I have a string like this that I need to parse into a 2D array:
str = "'813702104[813702106]','813702141[813702143]','813702172[813702174]'"
the array equiv would be:
arr[0][0] = 813702104
arr[0][1] = 813702106
arr[1][0] = 813702141
arr[1][1] = 813702143
#... etc ...
I'm trying to do this by REGEX. The string above is buried in an HTML page but I can be certain it's the only string in that pattern on the page. I'm not sure if this is the best way, but it's all I've got right now.
imgRegex = re.compile(r"(?:'(?P<main>\d+)\[(?P<thumb>\d+)\]',?)+")
If I run imgRegex.match(str).groups()
I only get one result (the first couplet).

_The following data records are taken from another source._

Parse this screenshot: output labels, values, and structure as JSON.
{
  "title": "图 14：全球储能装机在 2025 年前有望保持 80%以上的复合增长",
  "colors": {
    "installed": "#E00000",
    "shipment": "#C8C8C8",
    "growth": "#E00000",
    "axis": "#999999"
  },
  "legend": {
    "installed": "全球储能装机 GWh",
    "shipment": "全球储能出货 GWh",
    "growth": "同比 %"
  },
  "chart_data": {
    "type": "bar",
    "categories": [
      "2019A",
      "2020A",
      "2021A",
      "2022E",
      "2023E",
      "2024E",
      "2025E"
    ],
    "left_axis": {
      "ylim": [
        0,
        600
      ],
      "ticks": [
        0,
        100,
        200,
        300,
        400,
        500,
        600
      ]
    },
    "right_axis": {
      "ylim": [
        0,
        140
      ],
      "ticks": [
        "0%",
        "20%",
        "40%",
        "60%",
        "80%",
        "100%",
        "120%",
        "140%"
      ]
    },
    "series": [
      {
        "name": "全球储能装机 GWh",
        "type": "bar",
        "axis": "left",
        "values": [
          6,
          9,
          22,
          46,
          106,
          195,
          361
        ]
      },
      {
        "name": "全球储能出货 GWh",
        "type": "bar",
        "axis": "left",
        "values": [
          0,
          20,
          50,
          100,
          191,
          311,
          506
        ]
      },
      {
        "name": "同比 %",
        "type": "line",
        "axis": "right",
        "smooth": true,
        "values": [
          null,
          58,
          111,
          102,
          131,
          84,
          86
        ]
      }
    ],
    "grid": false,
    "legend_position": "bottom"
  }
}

How do I either get multiple matches back or a 2d match object (if such a thing exists!)?
Note: Contrary to how it might look, this is not homework
Note part deux: The real string is embedded in a large HTML file and therefore splitting does not appear to be an option.
I'm still getting answers for this, so I thought I better edit it to show why I'm not changing the accepted answer. Splitting, though more efficient on this test string, isn't going to extract the parts from a whole HTML file. I could combine a regex and splitting but that seems silly.
If you do have a better way to find the parts from a load of HTML (the pattern \d+\[\d+\]
is unique to this string in the source), I'll happily change accepted answers. Anything else is academic.